Burch is a big fan of Adrian Zecha, another visionary, who created Aman Resorts in 1988. Zecha’s taste and aesthetic were impeccable, and his choice of locations inspired. Interestingly, he too began his empire in Southeast Asia. Burch’s story begins back in 1976, when he and his brother started selling stylish midpriced Shetland sweaters and preppy-ish shirts for young women under the label Eagle’s Eye. (According to the New York Times, the brothers sold 70 percent of the company 12 years later for $60 million.) “I’m actually not driven by money,” says Burch. “I’m actually driven by great ideas and fun sh@t. If it makes money, that’s just a side benefit. My companies that make a lot of money? You’d be bored out of your mind if that’s what I talked about. You’re not really that interested, I suspect, in inexpensive office furniture and supplies.” Luckily, Nihiwatu seems to be doing well in its second year; tariffs are high and occupancy has hovered at around 50 percent.
If Citizen Kane had his Xanadu, Chris Burch has Nihiwatu, that one perfect place on earth where he feels creative and also somehow at peace. Yes, the place is beautifully designed, a true “design” hotel, but one that’s well integrated with its environment. And though he’s committed to local everything, he also relies on impeccable curation from all over the world, whether it be managers Loraine and Jason Trollip from Singita’s Grumeti safari camp in Tanzania or the Australian and South African boathouse staff. It also helps that the property is enormous. Burch provides significant funding to the Sumba Foundation and makes philanthropy a part of the equation for himself...and for guests. He takes great enjoyment in detailing how profits from the resort go into helping the local community with everything from eye examinations to school lunches.

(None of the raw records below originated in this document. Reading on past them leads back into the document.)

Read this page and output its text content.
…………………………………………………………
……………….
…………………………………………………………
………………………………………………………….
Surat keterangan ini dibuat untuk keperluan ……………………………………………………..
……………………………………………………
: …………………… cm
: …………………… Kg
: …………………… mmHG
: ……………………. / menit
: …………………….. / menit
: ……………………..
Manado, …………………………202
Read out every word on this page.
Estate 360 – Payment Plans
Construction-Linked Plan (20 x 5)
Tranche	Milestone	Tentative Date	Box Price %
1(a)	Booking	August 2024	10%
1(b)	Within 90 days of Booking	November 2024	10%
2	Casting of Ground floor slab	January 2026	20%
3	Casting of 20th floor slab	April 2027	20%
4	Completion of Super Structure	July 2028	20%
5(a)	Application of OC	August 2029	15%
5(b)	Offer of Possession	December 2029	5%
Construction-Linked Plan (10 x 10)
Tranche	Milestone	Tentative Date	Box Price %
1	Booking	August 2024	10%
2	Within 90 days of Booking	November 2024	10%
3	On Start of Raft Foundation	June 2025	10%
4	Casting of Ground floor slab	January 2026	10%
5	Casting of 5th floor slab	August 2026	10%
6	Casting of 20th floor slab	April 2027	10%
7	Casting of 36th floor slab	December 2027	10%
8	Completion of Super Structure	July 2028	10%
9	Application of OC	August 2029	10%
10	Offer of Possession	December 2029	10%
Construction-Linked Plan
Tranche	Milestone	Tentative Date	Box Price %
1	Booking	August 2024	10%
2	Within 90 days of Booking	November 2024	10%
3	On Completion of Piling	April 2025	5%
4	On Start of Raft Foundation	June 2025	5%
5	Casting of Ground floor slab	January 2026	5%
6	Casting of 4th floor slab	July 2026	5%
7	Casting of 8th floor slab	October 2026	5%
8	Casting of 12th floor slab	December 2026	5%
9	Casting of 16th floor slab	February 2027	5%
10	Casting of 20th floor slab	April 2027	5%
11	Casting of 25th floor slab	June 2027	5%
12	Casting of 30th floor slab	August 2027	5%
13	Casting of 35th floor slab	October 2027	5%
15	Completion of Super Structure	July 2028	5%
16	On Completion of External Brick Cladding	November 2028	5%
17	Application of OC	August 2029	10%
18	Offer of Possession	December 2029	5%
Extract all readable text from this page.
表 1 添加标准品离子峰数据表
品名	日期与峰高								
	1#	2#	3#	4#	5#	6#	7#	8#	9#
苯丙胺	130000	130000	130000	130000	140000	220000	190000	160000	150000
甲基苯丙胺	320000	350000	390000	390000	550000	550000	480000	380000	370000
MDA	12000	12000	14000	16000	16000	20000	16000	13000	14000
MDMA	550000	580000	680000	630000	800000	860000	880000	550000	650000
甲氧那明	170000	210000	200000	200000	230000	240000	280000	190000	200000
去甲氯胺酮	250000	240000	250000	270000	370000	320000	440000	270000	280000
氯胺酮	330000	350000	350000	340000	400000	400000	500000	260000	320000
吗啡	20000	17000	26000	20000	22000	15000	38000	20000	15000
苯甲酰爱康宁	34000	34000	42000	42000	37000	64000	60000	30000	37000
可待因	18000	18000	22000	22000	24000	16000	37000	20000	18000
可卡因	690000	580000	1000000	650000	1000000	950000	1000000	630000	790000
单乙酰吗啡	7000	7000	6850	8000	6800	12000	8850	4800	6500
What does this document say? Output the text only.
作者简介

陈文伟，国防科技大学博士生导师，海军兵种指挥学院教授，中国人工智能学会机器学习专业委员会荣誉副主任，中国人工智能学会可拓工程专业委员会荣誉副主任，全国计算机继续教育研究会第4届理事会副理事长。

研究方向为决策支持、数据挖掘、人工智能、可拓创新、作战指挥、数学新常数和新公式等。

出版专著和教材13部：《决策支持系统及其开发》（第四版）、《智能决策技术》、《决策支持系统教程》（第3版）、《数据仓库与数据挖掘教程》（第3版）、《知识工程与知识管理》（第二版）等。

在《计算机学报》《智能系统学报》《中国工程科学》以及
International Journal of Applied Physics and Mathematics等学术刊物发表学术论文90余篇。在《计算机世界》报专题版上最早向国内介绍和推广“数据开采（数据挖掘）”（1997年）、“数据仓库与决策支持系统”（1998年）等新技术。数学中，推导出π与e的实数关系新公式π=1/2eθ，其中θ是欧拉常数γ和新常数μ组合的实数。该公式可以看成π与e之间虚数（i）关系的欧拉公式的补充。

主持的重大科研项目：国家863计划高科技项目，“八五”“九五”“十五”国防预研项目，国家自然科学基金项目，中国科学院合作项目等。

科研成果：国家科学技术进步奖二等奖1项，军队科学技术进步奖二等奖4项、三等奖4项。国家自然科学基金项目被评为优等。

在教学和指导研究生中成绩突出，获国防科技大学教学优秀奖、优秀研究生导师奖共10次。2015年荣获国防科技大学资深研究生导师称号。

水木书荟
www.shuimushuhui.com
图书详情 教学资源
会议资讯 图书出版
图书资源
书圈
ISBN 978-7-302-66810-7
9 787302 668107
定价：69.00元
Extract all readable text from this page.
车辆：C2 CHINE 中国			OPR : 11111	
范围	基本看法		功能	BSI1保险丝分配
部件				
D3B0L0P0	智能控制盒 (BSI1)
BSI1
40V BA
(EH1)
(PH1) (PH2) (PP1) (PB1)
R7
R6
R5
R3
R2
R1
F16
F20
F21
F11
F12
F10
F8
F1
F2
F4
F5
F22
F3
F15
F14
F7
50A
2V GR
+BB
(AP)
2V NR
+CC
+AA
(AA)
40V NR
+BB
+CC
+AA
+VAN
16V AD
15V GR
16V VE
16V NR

The couple of years leading up to Nihiwatu had been tough for Burch. His marriage to Tory had ended and was followed by acrimonious legal battles and the demise of his biggest post-Tory investment, $70 million, in a retail fashion and design company. The New York Times headline was “Revenge Retail Gone Awry? Tory Burch’s Ex-Husband Describes C. Wonder’s Fall.’’
McBride calls Nihiwatu a cross between an African game lodge and an Aman resort. That seems pretty accurate, except it’s one with a three-bedroom tree house and spa safari that you reach by crossing rice paddies and forests of coconut trees for a daylong healthful indulgence. Burch has always had impeccable taste, and he seems to most enjoy those projects that embrace taste and the imagination. He and McBride are already thinking about new projects, one on the island, an hour boat ride away, which would “reset the old Club Med formula” and bring chic all-inclusive “cottages” to a younger generation. They also are looking into Mozambique and New Zealand. “This is an ever-evolving partnership,” says McBride, “and an amazing one. Chris has the belief—and the balls—to make things happen.”